Other differences:
Monocot |
Dicot |
vs |
|
Seeds with one cotyledon or seed leaf, |
or with two |
Flower parts in threes or multiples of three, |
or in fours or fives and multiples thereof |
Vascular cambium and cork cambium absent |
or one or both present |
Pollen grains with one aperture |
or with three apertures (thin areas in the wall) |
Two common early spring broad-leaf Dicot plants that frustrate the lawn Grasses as they attempt to emerge from winter quietude include D0andelion, Taraxacum officinale and Common chickweed, Stellaria media. Look closely at their leaves: both have pinnate, (or arranged like the components of a feather along its quill) non-parallel veins on leaves that grow wider than Grass blades and don’t resemble Grasses. If your objective is an all-grass lawn, these broad-leaf volunteers become intruders.
Dandelion can remain green across all four seasons, and Chickweed remains green in all but the hottest and driest of weather. This gives us gardeners time to grow to recognize them and thwart their lawn disruption.

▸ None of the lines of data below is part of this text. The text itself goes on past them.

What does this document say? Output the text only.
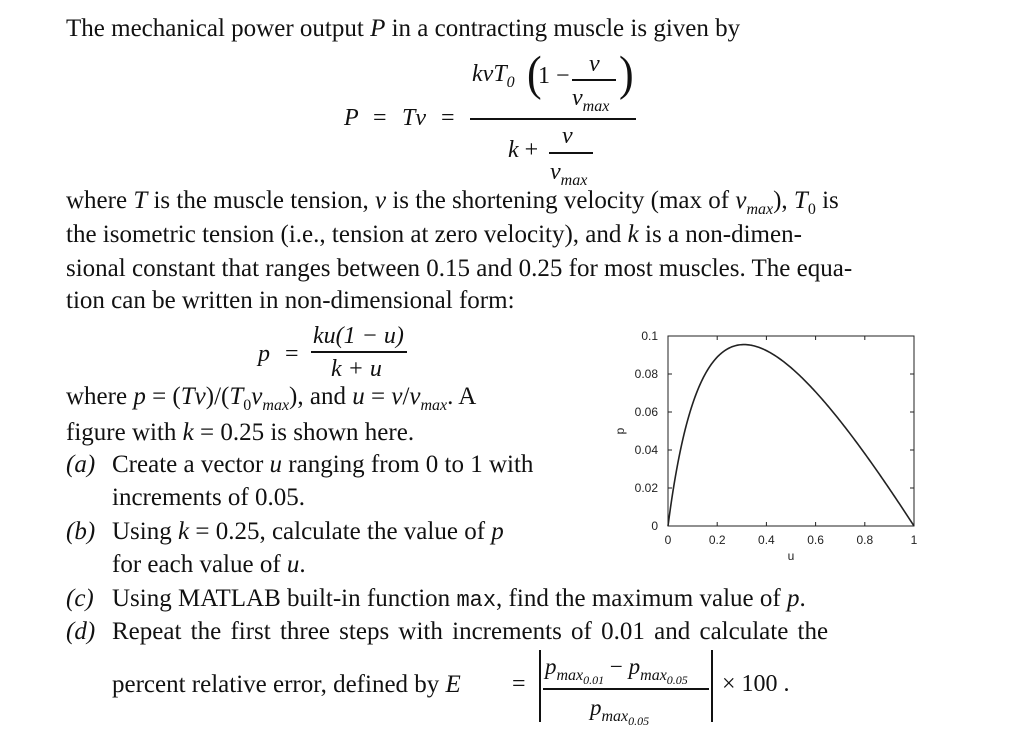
The mechanical power output P in a contracting muscle is given by
P = Tv =
kvT$_0$ (
1 − v
$v_{max}$
)
k +
v
$v_{max}$
where T is the muscle tension, v is the shortening velocity (max of $v_{max}$), $T_0$ is
the isometric tension (i.e., tension at zero velocity), and k is a non-dimen-
sional constant that ranges between 0.15 and 0.25 for most muscles. The equa-
tion can be written in non-dimensional form:
p =
ku(1 − u)
k + u
where $p = (Tv)/(T_0v_{max})$, and $u = v/v_{max}$. A
figure with k = 0.25 is shown here.
(a) Create a vector u ranging from 0 to 1 with
increments of 0.05.
(b) Using k = 0.25, calculate the value of p
for each value of u.
(c) Using MATLAB built-in function max, find the maximum value of p.
(d) Repeat the first three steps with increments of 0.01 and calculate the
percent relative error, defined by E =
$p_{max_{0.01}} - p_{max_{0.05}}$
$p_{max_{0.05}}$
× 100 .
0	0.2	0.4	0.6	0.8	1
0
0.02
0.04
0.06
0.08
0.1
u
p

Both seed vigorously and have superb seed distribution systems which help them to grow and re-generate all season long. Both regenerate from even little bits of roots that you leave behind when you pull them out incompletely. More on how both proliferate quickly to conquer the territory you may have intended for Grass or other plants appears in the next few sections.

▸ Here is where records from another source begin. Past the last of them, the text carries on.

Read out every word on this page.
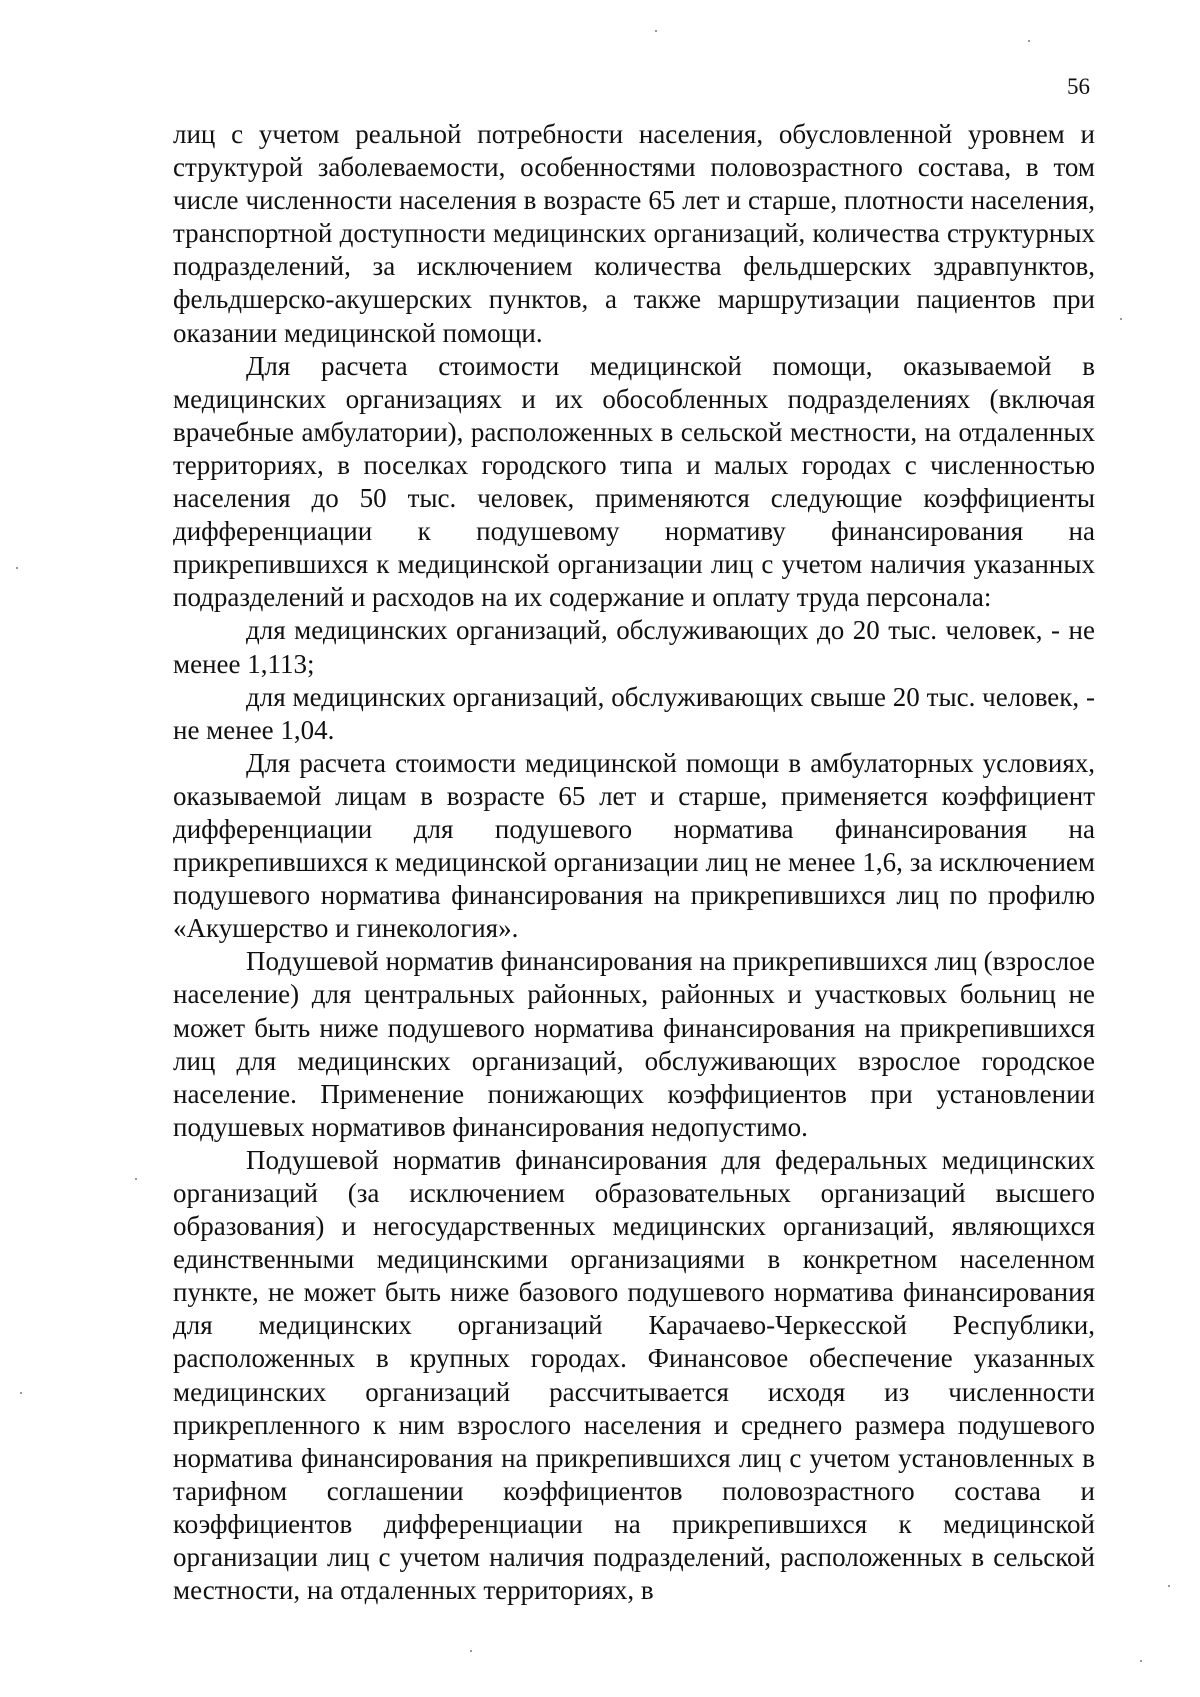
56

лиц с учетом реальной потребности населения, обусловленной уровнем и структурой заболеваемости, особенностями половозрастного состава, в том числе численности населения в возрасте 65 лет и старше, плотности населения, транспортной доступности медицинских организаций, количества структурных подразделений, за исключением количества фельдшерских здравпунктов, фельдшерско-акушерских пунктов, а также маршрутизации пациентов при оказании медицинской помощи.

Для расчета стоимости медицинской помощи, оказываемой в медицинских организациях и их обособленных подразделениях (включая врачебные амбулатории), расположенных в сельской местности, на отдаленных территориях, в поселках городского типа и малых городах с численностью населения до 50 тыс. человек, применяются следующие коэффициенты дифференциации к подушевому нормативу финансирования на прикрепившихся к медицинской организации лиц с учетом наличия указанных подразделений и расходов на их содержание и оплату труда персонала:

для медицинских организаций, обслуживающих до 20 тыс. человек, - не менее 1,113;

для медицинских организаций, обслуживающих свыше 20 тыс. человек, - не менее 1,04.

Для расчета стоимости медицинской помощи в амбулаторных условиях, оказываемой лицам в возрасте 65 лет и старше, применяется коэффициент дифференциации для подушевого норматива финансирования на прикрепившихся к медицинской организации лиц не менее 1,6, за исключением подушевого норматива финансирования на прикрепившихся лиц по профилю «Акушерство и гинекология».

Подушевой норматив финансирования на прикрепившихся лиц (взрослое население) для центральных районных, районных и участковых больниц не может быть ниже подушевого норматива финансирования на прикрепившихся лиц для медицинских организаций, обслуживающих взрослое городское население. Применение понижающих коэффициентов при установлении подушевых нормативов финансирования недопустимо.

Подушевой норматив финансирования для федеральных медицинских организаций (за исключением образовательных организаций высшего образования) и негосударственных медицинских организаций, являющихся единственными медицинскими организациями в конкретном населенном пункте, не может быть ниже базового подушевого норматива финансирования для медицинских организаций Карачаево-Черкесской Республики, расположенных в крупных городах. Финансовое обеспечение указанных медицинских организаций рассчитывается исходя из численности прикрепленного к ним взрослого населения и среднего размера подушевого норматива финансирования на прикрепившихся лиц с учетом установленных в тарифном соглашении коэффициентов половозрастного состава и коэффициентов дифференциации на прикрепившихся к медицинской организации лиц с учетом наличия подразделений, расположенных в сельской местности, на отдаленных территориях, в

Left: Dandelion popping up in the lawn Right: Common chickweed taking over patches of lawn territory
The English common name “Dandelion” comes from the French “dent-de-lion”, or tooth of the lion, to reflect its roaring proliferation and predation as much as to reflect its jagged leaf lobes, taproots and petals. I meet its fierceness with a hunt of my own that ends in its removal. Pioneers brought it here to eat and to use to make wine and beer. Its tag of “officinale” (Taraxacum officinale) means pharmaceutically choice, not official. Settlers intentionally planted it in their medicinal gardens. Just beware of its diuretic effects. I tried it, and yes, it is an all-too effective diuretic. The French common name for Dandelion is “Pissenlit” or “Wet the bed.”
Don’t chicken out about removing Common chickweed. This common invader emits “allelopaths”, or chemicals that discourage or poison nearby competitors. In Common chickweed these chemicals, called ‘soluble phenolics’, inhibit the growth of Wheat, Barley, Strawberry, Potato, and Grass. While Common chickweed’s leaves are shaped like spoons as if to invite dining, and while they’re my favorite moist munchable in the garden, I can’t eat them fast enough to stop their widespread invasion.